Given two unsorted arrays A[i] & B[j], you need to find a "pair of numbers" satisfying the following:
       1. Arrange A[i] in Descending order
       2. Arrange B[j] in Ascending order
       3. For every ith element in array A[] & corresponding jth element in array B[] is said to be a "pair" if A[i] % B[j] == 0 or B[j] % A[i] == 0
    Now, count such pairs in the given two unsorted array of elements.

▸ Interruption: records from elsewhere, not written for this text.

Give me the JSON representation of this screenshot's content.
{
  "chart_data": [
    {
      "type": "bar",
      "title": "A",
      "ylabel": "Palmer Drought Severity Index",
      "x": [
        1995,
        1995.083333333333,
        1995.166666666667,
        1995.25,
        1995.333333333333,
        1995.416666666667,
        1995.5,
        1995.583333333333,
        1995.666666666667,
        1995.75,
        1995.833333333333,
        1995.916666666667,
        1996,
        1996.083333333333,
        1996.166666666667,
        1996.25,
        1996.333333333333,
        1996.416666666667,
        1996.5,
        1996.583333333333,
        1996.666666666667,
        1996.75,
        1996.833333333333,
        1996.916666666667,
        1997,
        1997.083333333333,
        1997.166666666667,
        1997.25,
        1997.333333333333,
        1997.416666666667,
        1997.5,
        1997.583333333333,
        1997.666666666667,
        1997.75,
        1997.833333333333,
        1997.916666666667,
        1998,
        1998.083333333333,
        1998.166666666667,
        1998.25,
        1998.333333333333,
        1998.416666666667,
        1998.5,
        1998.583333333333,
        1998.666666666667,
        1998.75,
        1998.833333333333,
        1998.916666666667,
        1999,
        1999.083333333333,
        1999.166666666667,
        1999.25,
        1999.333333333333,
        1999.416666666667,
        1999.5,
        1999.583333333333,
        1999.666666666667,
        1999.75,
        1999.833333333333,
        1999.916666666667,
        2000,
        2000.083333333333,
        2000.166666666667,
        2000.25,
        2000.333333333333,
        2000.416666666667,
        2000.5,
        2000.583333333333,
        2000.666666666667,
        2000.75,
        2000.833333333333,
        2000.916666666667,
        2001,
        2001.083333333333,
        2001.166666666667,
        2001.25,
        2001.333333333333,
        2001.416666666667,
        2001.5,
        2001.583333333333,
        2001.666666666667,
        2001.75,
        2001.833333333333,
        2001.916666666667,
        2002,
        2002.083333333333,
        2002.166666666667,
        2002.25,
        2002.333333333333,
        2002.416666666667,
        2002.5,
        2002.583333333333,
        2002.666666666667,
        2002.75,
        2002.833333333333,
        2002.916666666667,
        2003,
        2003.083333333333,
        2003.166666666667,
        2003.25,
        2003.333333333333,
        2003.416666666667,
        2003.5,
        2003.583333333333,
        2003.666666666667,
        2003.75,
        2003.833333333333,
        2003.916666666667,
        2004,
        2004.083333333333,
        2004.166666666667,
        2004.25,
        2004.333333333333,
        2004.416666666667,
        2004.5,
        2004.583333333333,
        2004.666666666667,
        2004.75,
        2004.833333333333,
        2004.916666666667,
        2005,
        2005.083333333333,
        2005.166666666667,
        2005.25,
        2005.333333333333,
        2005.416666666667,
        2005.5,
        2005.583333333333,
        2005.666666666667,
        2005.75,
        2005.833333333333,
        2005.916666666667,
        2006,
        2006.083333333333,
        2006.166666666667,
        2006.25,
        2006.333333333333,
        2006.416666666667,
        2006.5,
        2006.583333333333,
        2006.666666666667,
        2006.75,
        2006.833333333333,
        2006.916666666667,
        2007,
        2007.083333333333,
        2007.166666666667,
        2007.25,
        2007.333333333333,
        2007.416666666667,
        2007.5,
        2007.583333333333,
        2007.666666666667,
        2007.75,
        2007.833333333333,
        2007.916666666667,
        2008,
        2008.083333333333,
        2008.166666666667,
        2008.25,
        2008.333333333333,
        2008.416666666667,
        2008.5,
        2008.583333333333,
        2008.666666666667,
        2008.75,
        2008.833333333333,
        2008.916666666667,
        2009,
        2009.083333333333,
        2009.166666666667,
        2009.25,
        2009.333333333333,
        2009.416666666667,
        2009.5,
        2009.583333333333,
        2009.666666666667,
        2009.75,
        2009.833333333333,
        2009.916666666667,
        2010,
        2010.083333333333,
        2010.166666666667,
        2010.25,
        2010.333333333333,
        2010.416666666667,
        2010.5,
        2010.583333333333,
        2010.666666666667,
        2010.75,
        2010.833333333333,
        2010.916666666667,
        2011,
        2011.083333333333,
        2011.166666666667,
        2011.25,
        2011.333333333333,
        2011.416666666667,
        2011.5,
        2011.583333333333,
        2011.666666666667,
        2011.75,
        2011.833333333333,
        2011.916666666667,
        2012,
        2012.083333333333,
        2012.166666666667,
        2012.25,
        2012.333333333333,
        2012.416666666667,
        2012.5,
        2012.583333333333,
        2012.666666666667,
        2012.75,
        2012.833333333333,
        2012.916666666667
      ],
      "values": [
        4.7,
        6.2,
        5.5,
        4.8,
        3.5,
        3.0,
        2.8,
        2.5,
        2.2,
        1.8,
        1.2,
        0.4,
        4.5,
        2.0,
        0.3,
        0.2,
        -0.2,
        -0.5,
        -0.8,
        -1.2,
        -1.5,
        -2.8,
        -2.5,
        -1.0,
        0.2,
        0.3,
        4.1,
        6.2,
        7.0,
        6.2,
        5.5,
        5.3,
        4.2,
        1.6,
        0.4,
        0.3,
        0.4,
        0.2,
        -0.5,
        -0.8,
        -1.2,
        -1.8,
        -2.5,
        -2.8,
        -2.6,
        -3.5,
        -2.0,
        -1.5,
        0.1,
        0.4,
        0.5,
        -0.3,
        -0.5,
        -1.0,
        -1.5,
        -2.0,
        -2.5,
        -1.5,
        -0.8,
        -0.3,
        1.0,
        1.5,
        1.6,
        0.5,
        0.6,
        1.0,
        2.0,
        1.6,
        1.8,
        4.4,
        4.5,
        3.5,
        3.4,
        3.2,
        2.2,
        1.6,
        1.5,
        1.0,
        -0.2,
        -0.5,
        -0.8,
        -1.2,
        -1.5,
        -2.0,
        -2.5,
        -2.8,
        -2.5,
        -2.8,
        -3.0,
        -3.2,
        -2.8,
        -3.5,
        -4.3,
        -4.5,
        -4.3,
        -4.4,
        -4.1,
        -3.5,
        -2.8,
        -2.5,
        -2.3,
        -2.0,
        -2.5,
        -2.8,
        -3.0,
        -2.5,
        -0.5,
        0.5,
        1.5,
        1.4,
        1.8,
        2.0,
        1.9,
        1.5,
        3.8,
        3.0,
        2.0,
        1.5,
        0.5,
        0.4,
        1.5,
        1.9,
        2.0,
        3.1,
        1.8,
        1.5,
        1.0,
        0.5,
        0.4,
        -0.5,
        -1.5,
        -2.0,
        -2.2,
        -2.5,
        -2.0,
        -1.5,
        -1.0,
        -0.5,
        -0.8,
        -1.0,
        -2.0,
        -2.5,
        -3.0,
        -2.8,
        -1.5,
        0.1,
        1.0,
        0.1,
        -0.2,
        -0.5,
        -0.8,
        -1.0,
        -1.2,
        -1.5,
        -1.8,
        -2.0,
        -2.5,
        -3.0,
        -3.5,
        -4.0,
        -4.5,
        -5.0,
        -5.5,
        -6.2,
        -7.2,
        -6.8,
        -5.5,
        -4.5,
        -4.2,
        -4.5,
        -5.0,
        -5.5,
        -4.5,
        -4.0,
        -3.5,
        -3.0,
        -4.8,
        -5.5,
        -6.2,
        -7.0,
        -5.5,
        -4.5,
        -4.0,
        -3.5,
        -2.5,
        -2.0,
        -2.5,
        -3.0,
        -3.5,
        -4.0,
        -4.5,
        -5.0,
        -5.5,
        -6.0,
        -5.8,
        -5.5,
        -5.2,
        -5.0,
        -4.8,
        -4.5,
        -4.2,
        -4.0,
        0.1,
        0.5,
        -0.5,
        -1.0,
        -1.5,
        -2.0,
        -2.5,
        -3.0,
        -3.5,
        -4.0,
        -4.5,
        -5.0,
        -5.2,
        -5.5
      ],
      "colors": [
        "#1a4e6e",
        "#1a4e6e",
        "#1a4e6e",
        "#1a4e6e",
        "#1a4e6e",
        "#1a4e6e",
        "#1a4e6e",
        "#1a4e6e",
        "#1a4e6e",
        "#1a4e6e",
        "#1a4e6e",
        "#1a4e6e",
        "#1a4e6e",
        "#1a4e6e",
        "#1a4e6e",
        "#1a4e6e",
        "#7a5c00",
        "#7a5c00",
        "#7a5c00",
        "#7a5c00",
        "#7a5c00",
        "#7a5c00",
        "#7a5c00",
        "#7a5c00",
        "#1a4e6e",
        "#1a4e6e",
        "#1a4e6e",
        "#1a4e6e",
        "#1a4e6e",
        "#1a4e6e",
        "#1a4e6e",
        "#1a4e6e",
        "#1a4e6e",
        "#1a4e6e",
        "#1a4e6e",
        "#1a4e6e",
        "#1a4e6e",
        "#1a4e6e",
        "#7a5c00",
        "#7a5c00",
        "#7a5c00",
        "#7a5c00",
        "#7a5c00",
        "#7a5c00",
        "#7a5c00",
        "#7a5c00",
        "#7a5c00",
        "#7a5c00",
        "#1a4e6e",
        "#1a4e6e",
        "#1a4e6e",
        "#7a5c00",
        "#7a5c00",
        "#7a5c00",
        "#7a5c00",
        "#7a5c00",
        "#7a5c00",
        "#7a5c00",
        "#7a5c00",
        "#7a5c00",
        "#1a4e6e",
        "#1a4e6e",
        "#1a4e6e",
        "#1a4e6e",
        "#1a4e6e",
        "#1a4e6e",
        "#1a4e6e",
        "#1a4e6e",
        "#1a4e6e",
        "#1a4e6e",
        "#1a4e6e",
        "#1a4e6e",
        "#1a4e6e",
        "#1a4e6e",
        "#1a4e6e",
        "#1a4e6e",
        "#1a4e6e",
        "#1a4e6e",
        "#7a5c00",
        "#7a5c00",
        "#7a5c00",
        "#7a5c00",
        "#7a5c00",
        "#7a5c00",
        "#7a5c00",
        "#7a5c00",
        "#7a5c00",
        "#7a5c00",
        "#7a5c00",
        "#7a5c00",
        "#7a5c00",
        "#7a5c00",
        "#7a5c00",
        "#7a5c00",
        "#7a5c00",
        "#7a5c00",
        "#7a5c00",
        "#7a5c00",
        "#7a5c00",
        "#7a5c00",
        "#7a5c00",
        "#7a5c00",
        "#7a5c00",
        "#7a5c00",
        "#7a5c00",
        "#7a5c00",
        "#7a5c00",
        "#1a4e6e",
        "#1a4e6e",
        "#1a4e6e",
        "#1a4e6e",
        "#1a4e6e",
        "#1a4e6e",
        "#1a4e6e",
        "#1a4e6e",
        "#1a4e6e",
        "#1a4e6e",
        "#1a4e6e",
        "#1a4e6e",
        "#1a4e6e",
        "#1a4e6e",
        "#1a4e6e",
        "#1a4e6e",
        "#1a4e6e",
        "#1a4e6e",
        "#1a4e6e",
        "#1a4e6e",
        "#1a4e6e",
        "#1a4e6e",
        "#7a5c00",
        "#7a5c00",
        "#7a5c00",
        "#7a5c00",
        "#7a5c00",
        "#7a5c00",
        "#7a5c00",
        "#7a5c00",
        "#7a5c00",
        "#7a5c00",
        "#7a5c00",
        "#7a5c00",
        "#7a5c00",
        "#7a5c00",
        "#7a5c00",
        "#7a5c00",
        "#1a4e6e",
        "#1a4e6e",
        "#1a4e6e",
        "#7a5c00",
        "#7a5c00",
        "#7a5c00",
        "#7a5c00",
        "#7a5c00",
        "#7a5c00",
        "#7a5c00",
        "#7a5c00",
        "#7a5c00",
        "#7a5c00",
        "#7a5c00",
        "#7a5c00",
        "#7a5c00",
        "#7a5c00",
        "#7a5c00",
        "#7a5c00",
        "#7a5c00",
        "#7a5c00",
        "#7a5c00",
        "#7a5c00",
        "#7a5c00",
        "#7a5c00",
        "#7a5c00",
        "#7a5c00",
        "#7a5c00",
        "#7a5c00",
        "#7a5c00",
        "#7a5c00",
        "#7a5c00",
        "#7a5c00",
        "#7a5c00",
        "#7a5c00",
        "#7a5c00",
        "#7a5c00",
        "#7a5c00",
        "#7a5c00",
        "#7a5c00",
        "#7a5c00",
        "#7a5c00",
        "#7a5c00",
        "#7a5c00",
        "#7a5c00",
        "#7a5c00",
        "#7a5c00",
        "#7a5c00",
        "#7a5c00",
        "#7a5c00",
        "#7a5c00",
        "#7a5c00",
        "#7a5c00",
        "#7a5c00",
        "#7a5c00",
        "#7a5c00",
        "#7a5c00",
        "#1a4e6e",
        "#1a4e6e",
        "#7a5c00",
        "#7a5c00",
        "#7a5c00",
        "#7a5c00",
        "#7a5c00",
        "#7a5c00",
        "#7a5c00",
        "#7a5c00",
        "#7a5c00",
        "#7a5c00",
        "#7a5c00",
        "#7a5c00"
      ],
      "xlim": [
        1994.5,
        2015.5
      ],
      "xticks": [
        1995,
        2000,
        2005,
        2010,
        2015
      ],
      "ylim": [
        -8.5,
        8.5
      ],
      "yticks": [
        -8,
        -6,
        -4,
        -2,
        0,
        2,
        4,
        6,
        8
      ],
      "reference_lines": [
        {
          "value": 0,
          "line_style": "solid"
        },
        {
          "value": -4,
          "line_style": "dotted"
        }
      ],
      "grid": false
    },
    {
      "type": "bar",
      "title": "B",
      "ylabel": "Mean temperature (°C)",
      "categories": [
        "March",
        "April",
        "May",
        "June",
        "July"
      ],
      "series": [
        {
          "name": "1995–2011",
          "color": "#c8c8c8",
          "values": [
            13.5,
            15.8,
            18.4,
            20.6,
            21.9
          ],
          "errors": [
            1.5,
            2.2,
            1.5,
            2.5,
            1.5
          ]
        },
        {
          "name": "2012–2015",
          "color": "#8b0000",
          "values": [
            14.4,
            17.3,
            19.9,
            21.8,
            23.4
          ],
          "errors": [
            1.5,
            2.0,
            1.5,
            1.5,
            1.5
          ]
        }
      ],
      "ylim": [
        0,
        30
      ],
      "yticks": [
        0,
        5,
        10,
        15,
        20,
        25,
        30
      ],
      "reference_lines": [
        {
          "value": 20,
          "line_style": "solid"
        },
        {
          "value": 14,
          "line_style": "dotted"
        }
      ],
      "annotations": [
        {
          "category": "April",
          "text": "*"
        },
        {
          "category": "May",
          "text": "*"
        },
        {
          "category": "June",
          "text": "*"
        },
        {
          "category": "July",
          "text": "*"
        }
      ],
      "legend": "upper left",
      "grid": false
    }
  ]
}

Note, that the two arrays has same number of elements.

    Method 1:

    1. Sort the array A in Descending order
    2. Sort the array B in Ascending order
    3. set index i to 1, count = 0 and check whether A[i] % B[i] == 0 OR B[i] % A[i] == 0
    4. If the above condition satisfied, increment count else continue the loop until N, the number of elements in both of the arrays.
    Implementation:


    #include <stdio.h>
    
    /* Array size */
    #define MAX 1000000
    
    int main()
    {
        int B[MAX],G[MAX];
        int t,N,i,count,j,temp;
        
        /* Get the number of test cases from the user */
        scanf("%d",&t);
        
        while(t--)
        {
         
         /* Initialize the count as zero for every test case */
            count=0;
            
            /* Get the number of elements of the array */
            scanf("%d",&N);
            
            /* Get the elements of the array 1 */
            for(i=0;i<N;i++)
            {
               scanf("%d",&B[i]);
            }
            
            /* Get the elements of the array 2 */
            for(i=0;i<N;i++)
            {
               scanf("%d",&G[i]);
            }
            
            for(i=0;i<N;i++)
             for(j=i+1;j<N;j++)
             {
                 if(B[i]<B[j])
                  continue;
                 else
                 {
                     temp=B[i];
                     B[i]=B[j];
                     B[j]=temp;
                 }
             }
             
            for(i=0;i<N;i++)
             for(j=i+1;j<N;j++)
             {
                  if(G[i]>G[j])
                   continue;
                  else
                  {
                       temp=G[i];
                       G[i]=G[j];
                       G[j]=temp;
                  }
             }
            
            /* For every pair, increment the count */
            for(i=0;i<N;i++)
             if((B[i]%G[i])==0 || (G[i]%B[i])==0)
              count++;
            
            /* Print the count for every test case */
            printf("%d\n",count);
        }
        return 0;
    }